Was mich hauptsächlich so umtreibt:
1) Ist das Meningeom, das von Ärzten weiter überhaupt nicht beachtet wurde, wirklich nur von zweitrangiger Bedeutung?
2) Nach der Weißen Liste wurden 2015 in Erlangen 51 und in Würzburg 95 Eingriffe wegen Hirn- und Rückenmarkstumoren vorgenommen. Wie viele AN-OP waren da wohl dabei? 10? 20? 30? Das scheint mir nicht allzu viel zu sein!
Andererseits habe ich nicht den Nerv, von Pontius bis Pilatus zu fahren, um mir weitere Meinungen einzuholen.
Hat jemand Erfahrungen mit den Neurochirurgen der Unikliniken Erlangen und Würzburg?
3) Nach Aussagen der von mir bisher kontaktierten Ärzte ist die Implantation eines VP-Shunts heutzutage Routine. Ein Shunt hat aber durchschnittlich nach fünf Jahren ausgedient, und ein neuer kann in meinem Alter angeblich nicht mehr eingesetzt werden. Was dann?

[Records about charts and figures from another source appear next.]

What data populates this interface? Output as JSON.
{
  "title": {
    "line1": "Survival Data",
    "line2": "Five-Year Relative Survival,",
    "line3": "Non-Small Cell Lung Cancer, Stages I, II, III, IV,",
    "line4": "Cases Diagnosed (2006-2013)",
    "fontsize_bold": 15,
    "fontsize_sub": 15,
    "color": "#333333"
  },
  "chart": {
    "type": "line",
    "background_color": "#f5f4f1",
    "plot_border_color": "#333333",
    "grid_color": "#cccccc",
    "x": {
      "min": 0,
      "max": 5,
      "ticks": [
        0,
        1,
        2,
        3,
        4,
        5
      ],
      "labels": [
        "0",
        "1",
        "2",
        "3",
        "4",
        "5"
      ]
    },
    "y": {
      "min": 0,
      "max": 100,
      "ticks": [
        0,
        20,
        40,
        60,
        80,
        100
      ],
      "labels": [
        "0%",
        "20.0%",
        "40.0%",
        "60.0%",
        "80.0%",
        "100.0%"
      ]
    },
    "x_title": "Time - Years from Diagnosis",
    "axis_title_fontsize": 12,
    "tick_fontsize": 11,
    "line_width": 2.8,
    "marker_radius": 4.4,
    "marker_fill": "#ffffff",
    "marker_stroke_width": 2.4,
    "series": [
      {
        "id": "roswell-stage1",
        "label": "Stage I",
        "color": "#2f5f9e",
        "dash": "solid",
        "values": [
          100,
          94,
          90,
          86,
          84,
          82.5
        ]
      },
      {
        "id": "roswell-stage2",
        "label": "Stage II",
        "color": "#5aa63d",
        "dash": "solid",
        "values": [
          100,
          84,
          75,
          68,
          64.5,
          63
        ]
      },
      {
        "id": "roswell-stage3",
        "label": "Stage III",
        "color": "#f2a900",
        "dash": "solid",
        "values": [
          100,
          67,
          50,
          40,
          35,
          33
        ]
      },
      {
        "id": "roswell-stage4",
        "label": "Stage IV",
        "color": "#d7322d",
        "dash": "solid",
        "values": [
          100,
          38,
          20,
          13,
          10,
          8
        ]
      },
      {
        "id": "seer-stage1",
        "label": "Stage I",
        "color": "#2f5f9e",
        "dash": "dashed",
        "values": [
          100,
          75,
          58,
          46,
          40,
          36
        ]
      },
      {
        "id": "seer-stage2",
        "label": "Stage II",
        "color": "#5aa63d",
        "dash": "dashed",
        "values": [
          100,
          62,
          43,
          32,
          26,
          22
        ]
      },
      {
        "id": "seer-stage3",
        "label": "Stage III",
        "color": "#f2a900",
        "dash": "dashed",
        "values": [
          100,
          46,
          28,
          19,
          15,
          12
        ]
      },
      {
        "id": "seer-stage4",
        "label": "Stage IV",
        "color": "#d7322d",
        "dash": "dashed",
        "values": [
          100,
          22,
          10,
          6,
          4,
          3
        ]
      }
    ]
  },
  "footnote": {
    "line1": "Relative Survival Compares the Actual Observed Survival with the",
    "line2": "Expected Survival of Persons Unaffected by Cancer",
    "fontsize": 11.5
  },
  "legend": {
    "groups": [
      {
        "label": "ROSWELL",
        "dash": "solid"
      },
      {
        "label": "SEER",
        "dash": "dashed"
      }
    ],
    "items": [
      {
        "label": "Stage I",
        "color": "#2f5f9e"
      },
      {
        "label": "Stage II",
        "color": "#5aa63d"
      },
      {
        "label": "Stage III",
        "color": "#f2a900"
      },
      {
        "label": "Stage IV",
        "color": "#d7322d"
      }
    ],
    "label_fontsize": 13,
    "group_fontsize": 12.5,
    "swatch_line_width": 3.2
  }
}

Wer hat "am eigenen Leib" Erfahrungen mit solch einem Shunt gesammelt?
4) Meine seit Wochen währende Depression macht mir zur Zeit am meisten zu schaffen und lässt meine anfängliche Aufregung über die entdeckten Tumore und den vermuteten Liquorstau in den Hintergrund treten.
Liebe Forumsmitglieder,
hat jemand von euch eine ähnliche Krankengeschichte aufzuweisen?